Now, we will define a grammar to parse three phrase types. For noun phrases, we have a ChunkRule
class that looks for an optional determiner followed by one or more nouns. We then have a MergeRule
class for adding an adjective to the front of a noun chunk. For prepositional phrases, we simply chunk any IN
word, such as in
or on
. For verb phrases, we chunk an optional modal word (such as should
) followed by a verb.
>>> chunker = RegexpParser(r''' ... NP: ... {<DT>?<NN.*>+} # chunk optional determiner with nouns ... <JJ>{}<NN.*> # merge adjective with noun chunk ... PP: ... {<IN>} # chunk preposition ... VP: ... {<MD>?<VB.*>} # chunk optional modal with verb ... ''') >>> from nltk.corpus import conll2000 >>> score = chunker.evaluate(conll2000.chunked_sents()) >>> score.accuracy() 0.6148573545757688
When we call evaluate()
on the chunker
argument, we give it a list of chunked sentences and get back a ChunkScore
object, which can give us the accuracy of the chunker
along with a number of other metrics.
The RegexpParser
class parses the grammar string into sets of rules, one set of rules for each phrase type. These rules are used to create a RegexpChunkParser
class. The rules are parsed using RegexpChunkRule.fromstring()

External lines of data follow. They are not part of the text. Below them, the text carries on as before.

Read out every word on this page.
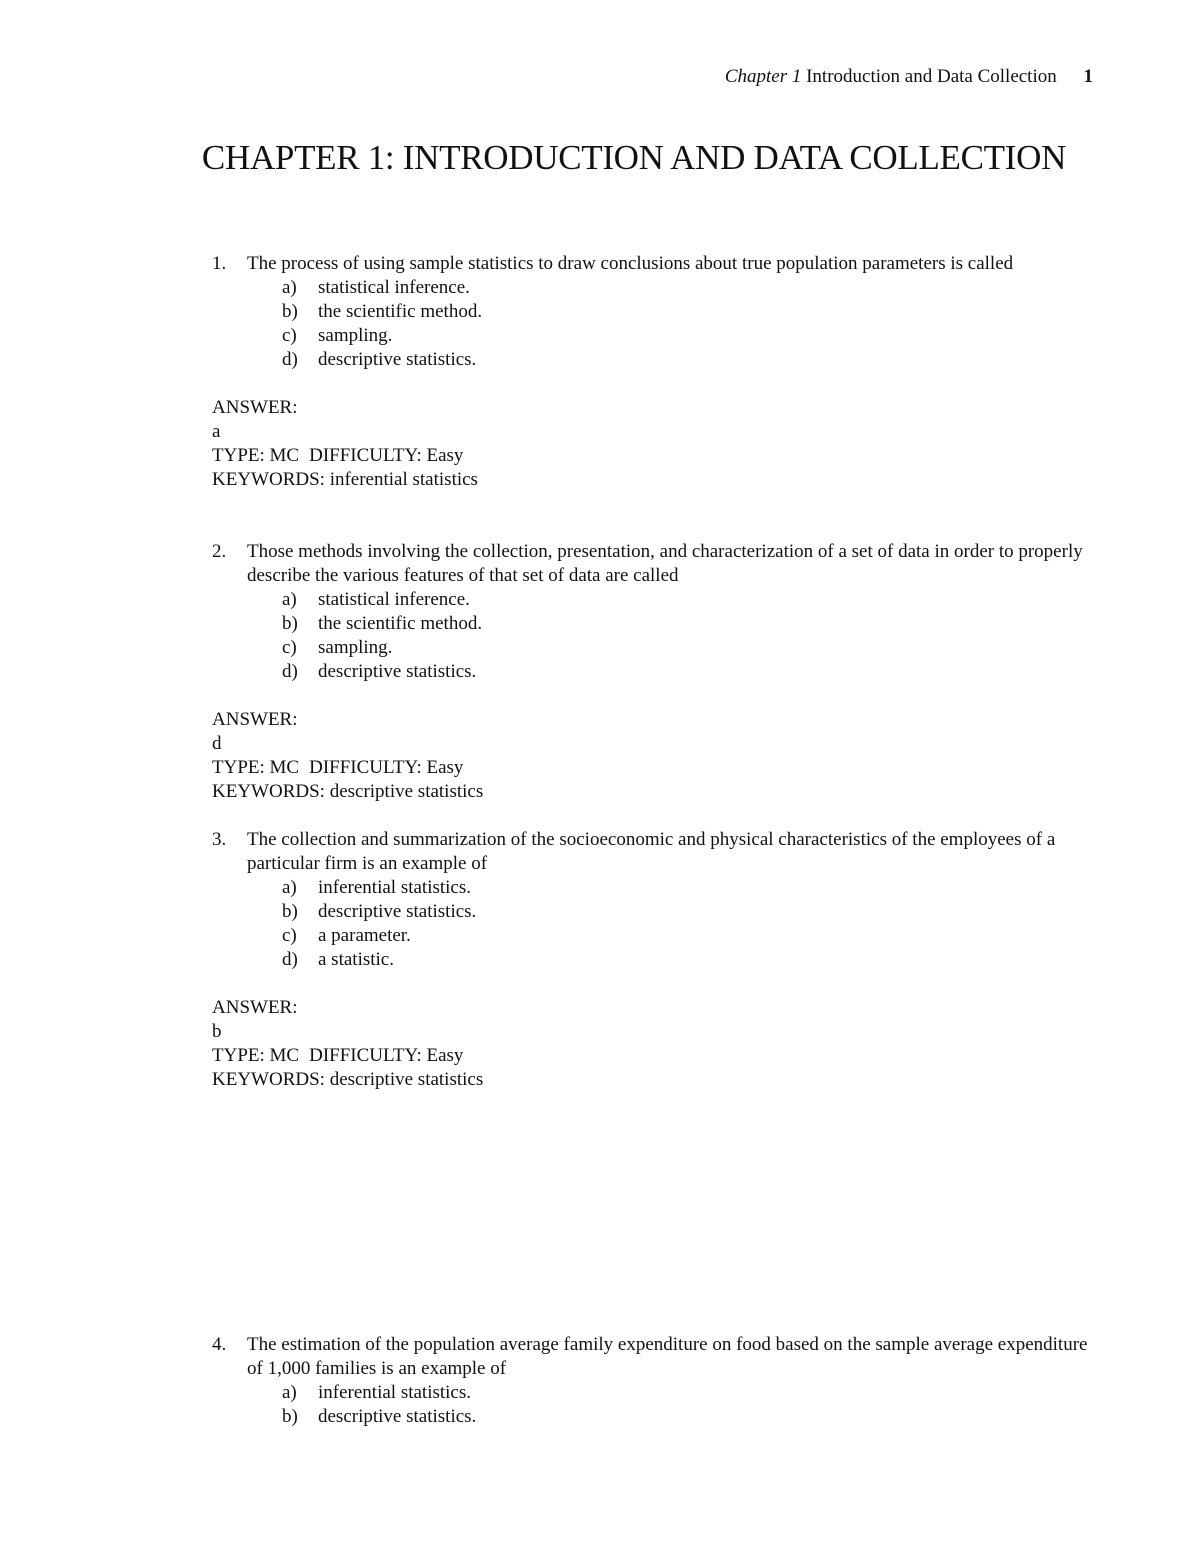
Chapter 1 Introduction and Data Collection 1
CHAPTER 1: INTRODUCTION AND DATA COLLECTION
1.	The process of using sample statistics to draw conclusions about true population parameters is called
a)	statistical inference.
b)	the scientific method.
c)	sampling.
d)	descriptive statistics.
ANSWER:
a
TYPE: MC DIFFICULTY: Easy
KEYWORDS: inferential statistics
2.	Those methods involving the collection, presentation, and characterization of a set of data in order to properly describe the various features of that set of data are called
a)	statistical inference.
b)	the scientific method.
c)	sampling.
d)	descriptive statistics.
ANSWER:
d
TYPE: MC DIFFICULTY: Easy
KEYWORDS: descriptive statistics
3.	The collection and summarization of the socioeconomic and physical characteristics of the employees of a particular firm is an example of
a)	inferential statistics.
b)	descriptive statistics.
c)	a parameter.
d)	a statistic.
ANSWER:
b
TYPE: MC DIFFICULTY: Easy
KEYWORDS: descriptive statistics
4.	The estimation of the population average family expenditure on food based on the sample average expenditure of 1,000 families is an example of
a)	inferential statistics.
b)	descriptive statistics.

, which returns one of the five subclasses: ChunkRule
, ChinkRule
, MergeRule
, SplitRule
, or ChunkRuleWithContext
.
Now that the grammar has been translated into sets of rules, these rules are used to parse a tagged sentence into a Tree
structure. The RegexpParser
class inherits from ChunkParserI
, which provides a parse()
method to parse the tagged words. Whenever a part of the tagged tokens matches a chunk rule, a subtree is constructed so that the tagged tokens become the leaves of a Tree
whose label is the chunk tag. The ChunkParserI
interface also provides the evaluate()
method, which compares the given chunked sentences to the output of the parse()
method to construct and return a ChunkScore
object.
You can also evaluate this chunker
argument on the treebank_chunk
corpus:
>>> from nltk.corpus import treebank_chunk >>> treebank_score = chunker.evaluate(treebank_chunk.chunked_sents()) >>> treebank_score.accuracy() 0.49033970276008493
The treebank_chunk
corpus is a special version of the treebank
corpus that provides a chunked_sents()
method. The regular treebank
corpus cannot provide that method due to its file format.
The
ChunkScore
metrics provide a few other metrics besides accuracy. Of the chunks the chunker
argument was able to guess, precision tells you how many were correct and recall tells you how well the chunker did at finding correct chunks compared to how many total chunks there were. For more about precision
and recall
, see https://en.wikipedia.org/wiki/Precision_and_recall.
>>> score.precision() 0.60201948127375 >>> score.recall() 0.606072502505847
You can also get lists of chunks that were missed by the chunker
, chunks that were incorrectly found, correct chunks, and the total guessed chunks. These can be useful to figure out how to improve your chunk grammar:
>>> len(score.missed()) 47161 >>> len(score.incorrect()) 47967 >>> len(score.correct()) 119720 >>> len(score.guessed()) 120526
As you can see by the number of incorrect chunks, and by comparing guessed()
and correct()
, our chunker guessed that there were more chunks than actually existed. And it also missed a good number of correct chunks.
If you want to apply the chunk rules in your grammar more than once, you can pass loop=2
into RegexpParser
at initialization. The default is loop=1
, which will apply each rule once. Since a chunk can change after every rule application, it may sometimes make sense to re-apply the same rules multiple times.
To watch an internal trace of the chunking process, pass trace=1
into RegexpParser
. To get even more output, pass in trace=2
. This will give you a printout of what the chunker
is doing as it is doing it. Rule comments/descriptions will be included in the trace output, giving you a good idea of which rule is applied when.